The Advanced Ability Center was a breakaway organization from the Church of Scientology established by former Scientologist David Mayo after he left the Church in February 1983, a time when most of Scientology's upper and middle management was removed following the formation of the Religious Technology Center (RTC) and RTC head David Miscavige's restructuring of the church. David Mayo had been Hubbard's own auditor. The Advanced Ability Center later became the Theta International movement and was also known as the Church of the New Civilization.

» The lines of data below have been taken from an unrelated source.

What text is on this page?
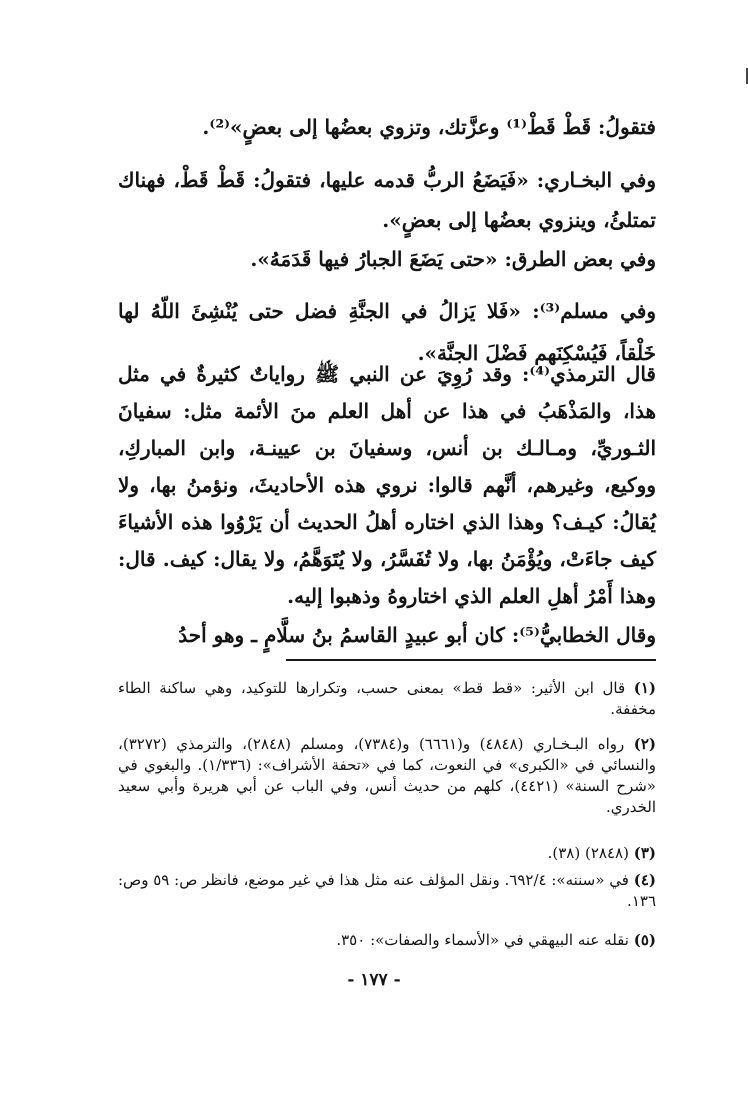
فتقولُ: قَطْ قَطْ⁽¹⁾ وعزَّتك، وتزوي بعضُها إلى بعضٍ»⁽²⁾.
وفي البخـاري: «فَيَضَعُ الربُّ قدمه عليها، فتقولُ: قَطْ قَطْ، فهناك تمتلئُ، وينزوي بعضُها إلى بعضٍ».
وفي بعض الطرق: «حتى يَضَعَ الجبارُ فيها قَدَمَهُ».
وفي مسلم⁽³⁾: «فَلا يَزالُ في الجنَّةِ فضل حتى يُنْشِئَ اللّهُ لها خَلْقاً، فَيُسْكِنَهم فَضْلَ الجنَّة».
قال الترمذي⁽⁴⁾: وقد رُوِيَ عن النبي ﷺ رواياتٌ كثيرةٌ في مثل هذا، والمَذْهَبُ في هذا عن أهل العلم منَ الأئمة مثل: سفيانَ الثـوريِّ، ومـالـك بن أنس، وسفيانَ بن عيينـة، وابن المباركِ، ووكيع، وغيرهم، أنَّهم قالوا: نروي هذه الأحاديثَ، ونؤمنُ بها، ولا يُقالُ: كيـف؟ وهذا الذي اختاره أهلُ الحديث أن يَرْوُوا هذه الأشياءَ كيف جاءَتْ، ويُؤْمَنُ بها، ولا تُفَسَّرُ، ولا يُتَوَهَّمُ، ولا يقال: كيف. قال: وهذا أَمْرُ أهلِ العلم الذي اختاروهُ وذهبوا إليه.
وقال الخطابيُّ⁽⁵⁾: كان أبو عبيدٍ القاسمُ بنُ سلَّامٍ ـ وهو أحدُ
(١) قال ابن الأثير: «قط قط» بمعنى حسب، وتكرارها للتوكيد، وهي ساكنة الطاء مخففة.
(٢) رواه البـخـاري (٤٨٤٨) و(٦٦٦١) و(٧٣٨٤)، ومسلم (٢٨٤٨)، والترمذي (٣٢٧٢)، والنسائي في «الكبرى» في النعوت، كما في «تحفة الأشراف»: (١/٣٣٦). والبغوي في «شرح السنة» (٤٤٢١)، كلهم من حديث أنس، وفي الباب عن أبي هريرة وأبي سعيد الخدري.
(٣) (٢٨٤٨) (٣٨).
(٤) في «سننه»: ٦٩٢/٤. ونقل المؤلف عنه مثل هذا في غير موضع، فانظر ص: ٥٩ وص: ١٣٦.
(٥) نقله عنه البيهقي في «الأسماء والصفات»: ٣٥٠.
- ١٧٧ -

Mayo taught material from the upper part of The Bridge of the Scientology organization in the Advanced Ability Center. A division of the Advanced Ability Center was closed down again in 1984 under pressure from the main organization. According to Perspectives on the New Age edited by James R. Lewis and J. Gordon Melton and published in 1992, the Advanced Ability Center formed in Milan was in competition with the Scientology organization in Italy.

== David Mayo ==

Mayo joined Scientology in 1957 as a staff member, and joined the Sea Org in 1968. He trained with L. Ron Hubbard up to the level of Class XII auditor and worked with Hubbard on the OT levels 5 to 7. Mayo had been L. Ron Hubbard's auditor and rose to the position of Senior Case Supervisor International in the Church of Scientology. He was ousted during David Miscavige's struggle for power, declared suppressive and sentenced to the "running program" (physical punishment) in 1982. Mayo escaped and founded the Advanced Ability Center. Religious Technology Center sued Mayo in Los Angeles federal court claiming intellectual property infringement, filed a RICO suit, and started an extensive harassment campaign against him and AAC. Mayo countersued, and RTC was sanctioned millions of dollars. In 1985, Scientology successfully enjoined Mayo from selling Scientology services and AAC was bankrupted and closed by 1986.